Read Virginia Woolf in Manhattan Online
Authors: Maggie Gee
Maybe she’s started another novel. I shall finish
Part the Second
here, and email her.
23
Virginia was hyperaware of odours. Chemical odours, not her own. She found the interiors of buildings stifling. I took her for a walk in Central Park. She became so elated I started to worry.

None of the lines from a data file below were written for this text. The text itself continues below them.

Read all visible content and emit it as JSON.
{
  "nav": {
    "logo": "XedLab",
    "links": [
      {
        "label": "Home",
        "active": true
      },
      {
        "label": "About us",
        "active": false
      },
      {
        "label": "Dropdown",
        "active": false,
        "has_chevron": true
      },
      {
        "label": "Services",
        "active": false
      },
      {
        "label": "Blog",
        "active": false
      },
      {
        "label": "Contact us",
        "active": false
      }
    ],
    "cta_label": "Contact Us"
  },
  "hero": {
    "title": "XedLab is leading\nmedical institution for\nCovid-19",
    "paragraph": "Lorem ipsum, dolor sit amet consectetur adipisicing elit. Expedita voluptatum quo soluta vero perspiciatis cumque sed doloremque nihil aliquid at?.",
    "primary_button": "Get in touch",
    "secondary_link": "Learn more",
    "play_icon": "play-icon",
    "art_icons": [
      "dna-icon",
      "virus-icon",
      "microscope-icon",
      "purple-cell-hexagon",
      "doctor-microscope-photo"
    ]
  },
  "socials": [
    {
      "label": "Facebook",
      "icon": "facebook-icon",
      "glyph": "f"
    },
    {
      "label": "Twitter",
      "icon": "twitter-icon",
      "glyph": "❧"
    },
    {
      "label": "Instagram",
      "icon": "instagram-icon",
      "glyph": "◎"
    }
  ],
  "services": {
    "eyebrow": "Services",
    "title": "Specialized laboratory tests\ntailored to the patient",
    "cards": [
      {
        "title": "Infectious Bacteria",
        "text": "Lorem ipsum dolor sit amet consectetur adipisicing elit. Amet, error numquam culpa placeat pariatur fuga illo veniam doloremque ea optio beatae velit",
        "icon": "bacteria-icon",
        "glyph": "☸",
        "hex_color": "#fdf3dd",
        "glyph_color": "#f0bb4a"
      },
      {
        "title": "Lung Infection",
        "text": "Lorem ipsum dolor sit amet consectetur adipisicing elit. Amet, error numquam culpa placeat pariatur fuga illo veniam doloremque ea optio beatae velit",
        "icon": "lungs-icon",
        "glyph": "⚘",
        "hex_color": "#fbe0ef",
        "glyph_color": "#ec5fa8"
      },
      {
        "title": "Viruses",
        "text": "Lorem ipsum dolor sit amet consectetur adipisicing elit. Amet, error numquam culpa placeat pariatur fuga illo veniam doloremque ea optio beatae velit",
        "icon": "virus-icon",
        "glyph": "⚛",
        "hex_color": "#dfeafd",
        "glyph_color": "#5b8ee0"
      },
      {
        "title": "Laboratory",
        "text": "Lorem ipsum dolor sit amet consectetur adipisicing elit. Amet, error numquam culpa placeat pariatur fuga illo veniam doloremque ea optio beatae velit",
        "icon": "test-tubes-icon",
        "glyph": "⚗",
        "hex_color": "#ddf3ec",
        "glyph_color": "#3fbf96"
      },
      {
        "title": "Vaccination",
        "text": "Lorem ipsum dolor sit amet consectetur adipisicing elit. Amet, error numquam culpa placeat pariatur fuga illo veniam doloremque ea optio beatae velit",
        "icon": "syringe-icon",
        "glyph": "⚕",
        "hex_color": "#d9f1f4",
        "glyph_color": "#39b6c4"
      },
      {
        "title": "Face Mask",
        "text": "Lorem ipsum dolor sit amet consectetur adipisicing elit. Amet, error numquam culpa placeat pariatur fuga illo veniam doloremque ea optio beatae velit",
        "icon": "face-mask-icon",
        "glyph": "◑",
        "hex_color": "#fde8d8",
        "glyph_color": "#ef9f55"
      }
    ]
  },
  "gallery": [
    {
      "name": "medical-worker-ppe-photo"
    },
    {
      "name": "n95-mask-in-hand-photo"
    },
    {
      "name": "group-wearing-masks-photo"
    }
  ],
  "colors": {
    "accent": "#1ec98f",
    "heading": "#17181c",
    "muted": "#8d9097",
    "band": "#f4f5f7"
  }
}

Free at last! We had been walking for an hour and still not reached the northern tip. It was almost like being in the country. (Not quite: running people kept passing us, covered with sweat, attached to machines.) Spring had scattered the park with beauty – as we entered from Fifth Avenue, the sun on the plane trees was fresh & bright, each tiny leaf was blowing, dancing – the stuck traffic had turned to a procession, yellow taxis played their horns, blinkered horses shook coloured plumes & even the plastic flowers on their carriages shone with life, quivered like feathers – sea-winds had blown the grime away – everything looked crystalline. A fur of tiny yellow-green crystals electrified the outline of branches, mauve and white crocuses starred the grass, there were dazzling mirrors of silver-blue sky on the frieze of pale towers around the edges.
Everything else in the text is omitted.